Dans la perspective de sociologie de la connaissance proposée, l’analyse de contenu permet l’étude de la vie sociale à partir des matériaux construits et colligés pendant l’enquête, qui en constituent des traces « mortes »[3]. À partir de ces traces triangulées, il s’agit de reconstruire des univers sémantiques exprimant des espaces-temps sociaux (ETS) distincts et les façons dont ils sont mis en rapport (Parent & Sabourin, 2016; Sabourin, 2003).

Dans les matériaux, l’analyse s’est centrée sur l’identification de marqueurs de temps et d’espaces (ex. : références à des époques, des lieux, des groupes), de différentes catégories langagières qui s’y nouent (ontologies sociales, connotations, etc.) ainsi que sur différentes formes de raisonnements dans lesquelles on les retrouve (explication causale, association, analogie, dissociation, opposition, etc.).

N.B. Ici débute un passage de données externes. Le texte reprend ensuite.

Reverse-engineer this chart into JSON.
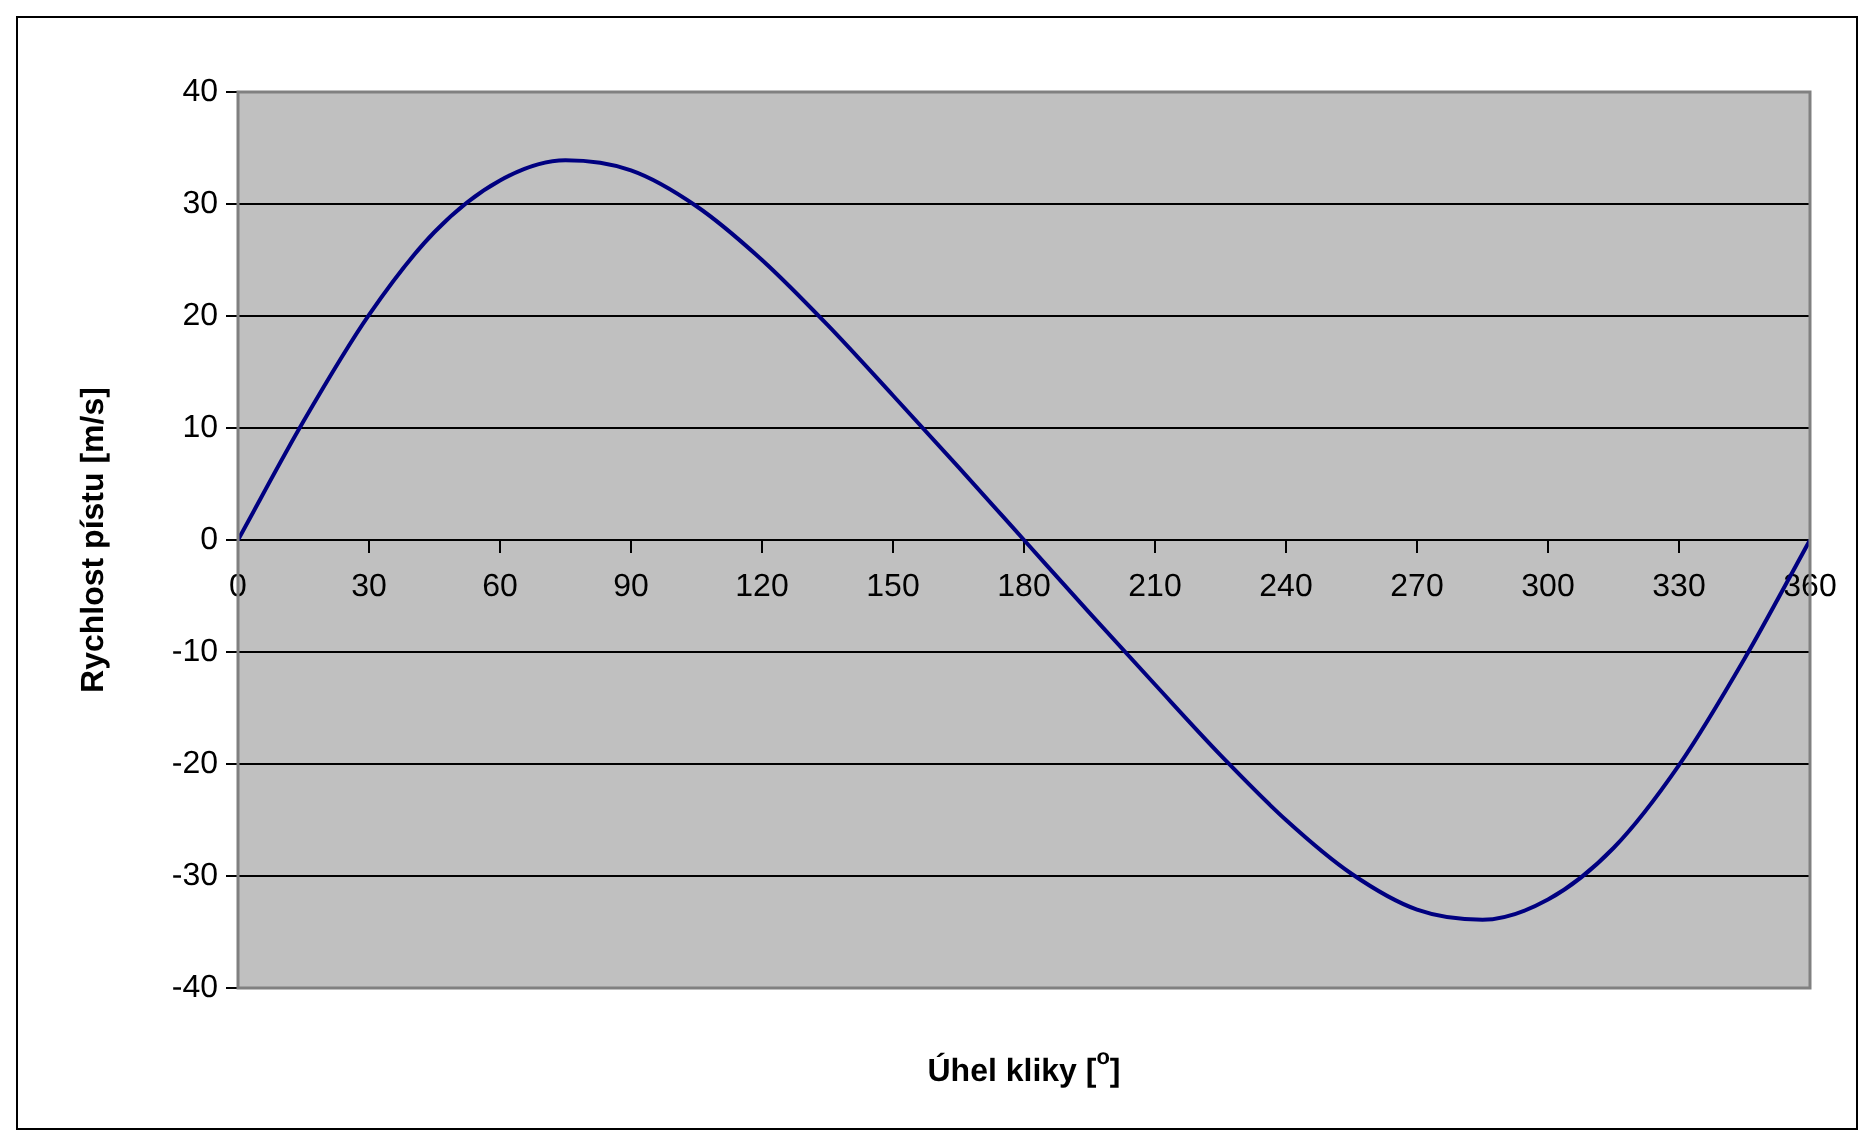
{
  "chart_data": {
    "type": "line",
    "xlabel": "Úhel kliky [$^{o}$]",
    "ylabel": "Rychlost pístu [m/s]",
    "x": [
      0,
      15,
      30,
      45,
      60,
      75,
      90,
      105,
      120,
      135,
      150,
      165,
      180,
      195,
      210,
      225,
      240,
      255,
      270,
      285,
      300,
      315,
      330,
      345,
      360
    ],
    "series": [
      {
        "color": "#000080",
        "values": [
          0,
          10.6,
          20.1,
          27.5,
          32.1,
          33.9,
          33,
          29.8,
          25,
          19.2,
          12.9,
          6.5,
          0,
          -6.5,
          -12.9,
          -19.2,
          -25,
          -29.8,
          -33,
          -33.9,
          -32.1,
          -27.5,
          -20.1,
          -10.6,
          0
        ]
      }
    ],
    "xlim": [
      0,
      360
    ],
    "xticks": [
      0,
      30,
      60,
      90,
      120,
      150,
      180,
      210,
      240,
      270,
      300,
      330,
      360
    ],
    "ylim": [
      -40,
      40
    ],
    "yticks": [
      -40,
      -30,
      -20,
      -10,
      0,
      10,
      20,
      30,
      40
    ],
    "grid": "y",
    "legend": false,
    "marker": "none",
    "line_style": "solid"
  }
}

Étant donné la nature économique de l’objet d’étude, j’ai porté attention aux éléments discursifs se rapportant plus spécifiquement à la production, à la distribution et à la consommation de biens et de services. Cependant, il fallait également porter attention plus largement à d’autres éléments langagiers tels que l’identification de groupes ou d’autres entités, ou encore à l’usage de lieux dans le quartier par exemple. Cela est dû au fait que, comme il a été avancé précédemment, l’économie peut se réaliser à travers une variété de formes sociales ne prenant pas pour objet explicite une activité économique (Granovetter, 1985; Zelizer, 2011). Cela est également dû au fait que ces éléments extraéconomiques pouvaient être nécessaires pour répondre aux questions de recherche relatives à l’instigation, à la reproduction et à la transformation des initiatives alimentaires étudiées.

Plus concrètement, l’analyse s’est réalisée par un processus de codage, soit un processus rétroactif entre trois étapes : la segmentation des contenus, la définition de catégories regroupant des segments de contenus, puis la schématisation des catégories construites à partir du matériel étudié. Le processus visait à repérer aussi clairement et entièrement que possible la diversité des univers sémantiques qui s’expriment à travers les distinctions sémantiques identifiées dans les contenus. Cette visée de clarté a requis de travailler à répétition chacune de ces trois étapes pour assurer que les codes soient uniformes, exhaustifs, exclusifs, et qu’ils permettent de caractériser univoquement les segments qu’ils contiennent (Sabourin, 2003).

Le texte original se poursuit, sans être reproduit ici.